Matthew L. Wald and Tom Zeller Jr. in the New York Times report on a disturbing phenomenon that I haven’t seen written about before:
“Even as many politicians, environmentalists and consumers want renewable energy and reduced dependence on fossil fuels, a growing number of projects are being canceled or delayed because governments are unwilling to add even small amounts to consumers’ electricity bills.”
“Similarly, in Kentucky this year, the public service commission voted down a contract for a local utility, Kentucky Power, to buy electricity from NextEra Energy Resources in Illinois.
“According to the commission, Kentucky Power argued that the contract would position the utility ‘to better meet growing environmental requirements and impending government portfolio mandates for renewable energy’ and that it would benefit customers.
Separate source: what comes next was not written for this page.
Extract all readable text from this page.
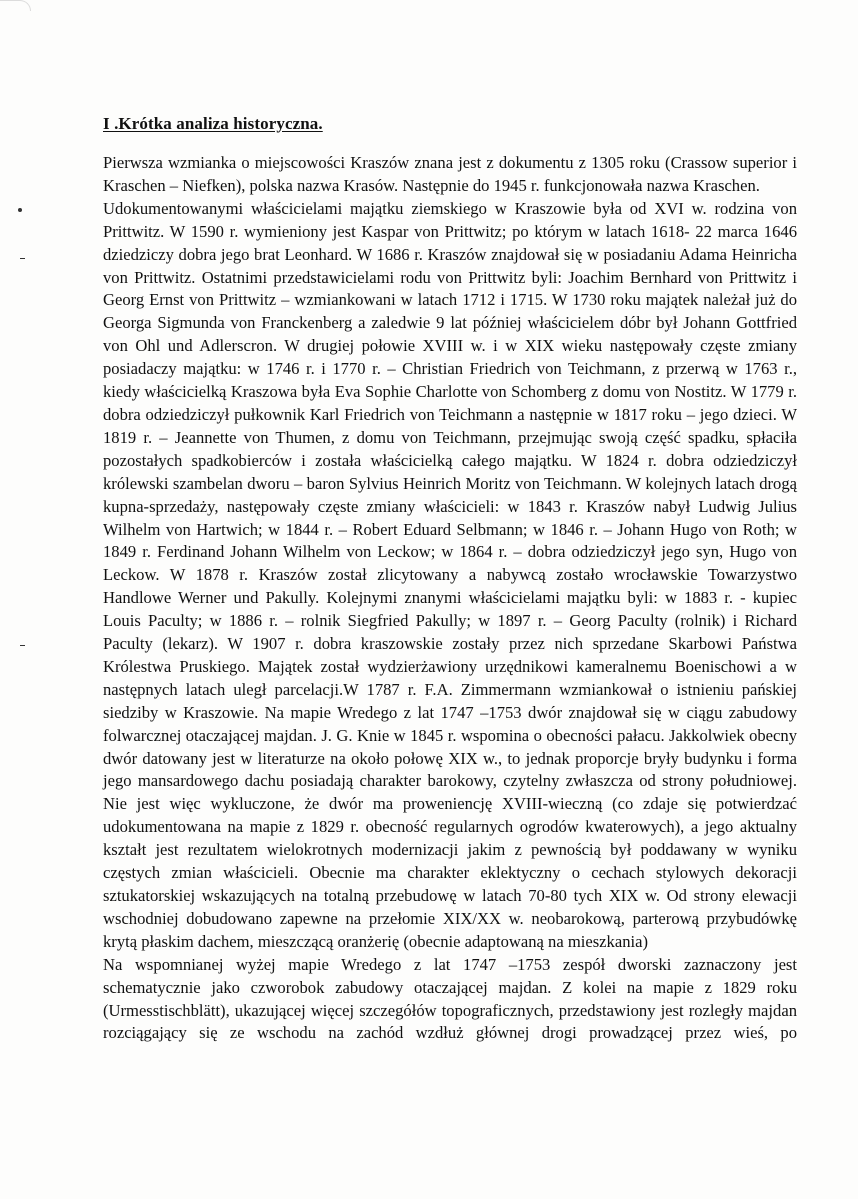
I .Krótka analiza historyczna.

Pierwsza wzmianka o miejscowości Kraszów znana jest z dokumentu z 1305 roku (Crassow superior i Kraschen – Niefken), polska nazwa Krasów. Następnie do 1945 r. funkcjonowała nazwa Kraschen.

Udokumentowanymi właścicielami majątku ziemskiego w Kraszowie była od XVI w. rodzina von Prittwitz. W 1590 r. wymieniony jest Kaspar von Prittwitz; po którym w latach 1618- 22 marca 1646 dziedziczy dobra jego brat Leonhard. W 1686 r. Kraszów znajdował się w posiadaniu Adama Heinricha von Prittwitz. Ostatnimi przedstawicielami rodu von Prittwitz byli: Joachim Bernhard von Prittwitz i Georg Ernst von Prittwitz – wzmiankowani w latach 1712 i 1715. W 1730 roku majątek należał już do Georga Sigmunda von Franckenberg a zaledwie 9 lat później właścicielem dóbr był Johann Gottfried von Ohl und Adlerscron. W drugiej połowie XVIII w. i w XIX wieku następowały częste zmiany posiadaczy majątku: w 1746 r. i 1770 r. – Christian Friedrich von Teichmann, z przerwą w 1763 r., kiedy właścicielką Kraszowa była Eva Sophie Charlotte von Schomberg z domu von Nostitz. W 1779 r. dobra odziedziczył pułkownik Karl Friedrich von Teichmann a następnie w 1817 roku – jego dzieci. W 1819 r. – Jeannette von Thumen, z domu von Teichmann, przejmując swoją część spadku, spłaciła pozostałych spadkobierców i została właścicielką całego majątku. W 1824 r. dobra odziedziczył królewski szambelan dworu – baron Sylvius Heinrich Moritz von Teichmann. W kolejnych latach drogą kupna-sprzedaży, następowały częste zmiany właścicieli: w 1843 r. Kraszów nabył Ludwig Julius Wilhelm von Hartwich; w 1844 r. – Robert Eduard Selbmann; w 1846 r. – Johann Hugo von Roth; w 1849 r. Ferdinand Johann Wilhelm von Leckow; w 1864 r. – dobra odziedziczył jego syn, Hugo von Leckow. W 1878 r. Kraszów został zlicytowany a nabywcą zostało wrocławskie Towarzystwo Handlowe Werner und Pakully. Kolejnymi znanymi właścicielami majątku byli: w 1883 r. - kupiec Louis Paculty; w 1886 r. – rolnik Siegfried Pakully; w 1897 r. – Georg Paculty (rolnik) i Richard Paculty (lekarz). W 1907 r. dobra kraszowskie zostały przez nich sprzedane Skarbowi Państwa Królestwa Pruskiego. Majątek został wydzierżawiony urzędnikowi kameralnemu Boenischowi a w następnych latach uległ parcelacji.W 1787 r. F.A. Zimmermann wzmiankował o istnieniu pańskiej siedziby w Kraszowie. Na mapie Wredego z lat 1747 –1753 dwór znajdował się w ciągu zabudowy folwarcznej otaczającej majdan. J. G. Knie w 1845 r. wspomina o obecności pałacu. Jakkolwiek obecny dwór datowany jest w literaturze na około połowę XIX w., to jednak proporcje bryły budynku i forma jego mansardowego dachu posiadają charakter barokowy, czytelny zwłaszcza od strony południowej. Nie jest więc wykluczone, że dwór ma proweniencję XVIII-wieczną (co zdaje się potwierdzać udokumentowana na mapie z 1829 r. obecność regularnych ogrodów kwaterowych), a jego aktualny kształt jest rezultatem wielokrotnych modernizacji jakim z pewnością był poddawany w wyniku częstych zmian właścicieli. Obecnie ma charakter eklektyczny o cechach stylowych dekoracji sztukatorskiej wskazujących na totalną przebudowę w latach 70-80 tych XIX w. Od strony elewacji wschodniej dobudowano zapewne na przełomie XIX/XX w. neobarokową, parterową przybudówkę krytą płaskim dachem, mieszczącą oranżerię (obecnie adaptowaną na mieszkania)

Na wspomnianej wyżej mapie Wredego z lat 1747 –1753 zespół dworski zaznaczony jest schematycznie jako czworobok zabudowy otaczającej majdan. Z kolei na mapie z 1829 roku (Urmesstischblätt), ukazującej więcej szczegółów topograficznych, przedstawiony jest rozległy majdan rozciągający się ze wschodu na zachód wzdłuż głównej drogi prowadzącej przez wieś, po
“But Kentucky’s attorney general, Jack Conway, joined by business and industrial electricity users, opposed the deal, contending that it would have increased a typical residential customer’s rates by about 0.7% and was ‘a discretionary expense’ that the utility’s customers could ill afford.'”
Obviously, this could be the start of something that could send a nasty ripple throughout the research-engineering-manufacturing-installation chain. Without long-term iron-clad purchase agreements, development of renewables, including nuclear, is going to shut down in the U.S. (and those researchers/projects/investors will go elsewhere).
My guess is that the amount of fiduciary leeway varies quite a bit from state to state, and the officials and commissions/boards making these decisions will, to greater and lesser degrees, try to wrap themselves up in fiduciary defenses. And get away with it. Given that utility commissions nearly always play in a land of make believe when it comes to the real costs of energy, these decisions to defend “customers” however seems to be a laughable but probably legal.
Nevertheless, if the commissions want to represent public interests, let’s take a look at what the public wants:
• 75% of Americans agree that is it time to take steps for renewable energy and to get on the path to energy independence. Nineteen percent disagree with this position and 6% do not know. Among those age 18-34 agreement with this statement is as high as 80%, the highest of any age group. (Source: Clean Energy & Climate Issues Survey (PDF), Oct. 26, 2010, conducted on behalf of the Civil Society Institute.)
• 74% agree that “(a) national energy strategy based on a ‘phasing in’ of new technologies and a phasing out of carbon based energy sources would require specific actions. America should commit to a five-year moratorium on new coal-fired plants and, instead, focus on aggressive expansion of wind, solar and other renewable energy sources. Tax and other incentives should be provided for all new construction to help reduce energy consumption. Homeowners should get incentives to make their homes more energy efficient to help reduce energy demands.” (Source: Clean Energy & Climate Issues Survey, Oct. 26, 2010, conducted on behalf of the Civil Society Institute.)
• 68% see the U.S. as weak or very weak on “practical, problem-solving solutions” and leadership in relation to “energy independence and dealing with climate change or global warming.” (Source: Clean Energy & Climate Issues Survey, Oct. 26, 2010, conducted on behalf of the Civil Society Institute.)
• “Fully 87% of Americans favor including a provision in comprehensive energy legislation to require utilities to produce more energy from wind, solar or other renewable sources. More than three-quarters (78%) favor tougher efficiency standards for building and major appliances.” (Source: National Survey, Oct. 27, 2010, conducted by Pew Research Center for People and the Press.)
• “In general, the public thinks that protecting the environment should be a more important priority than keeping energy prices low (by 56% to 37%). (Source: Congressional Connection Poll, June. 14, 2010, conducted by Pew Research Center for People and the Press/National Journal.)
At least someone is being honest. Again from the Times piece:
“One of the problems in the United States is that we haven’t been willing to confront the tough questions,” said Paul Gipe, who sits on the steering committee of the Alliance for Renewable Energy, a group advocating energy policy reform.
“We have to ask ourselves, ‘Do we really want renewables?’ ” he said. “And if the answer to that is yes, then we’re going to have to pay for them.”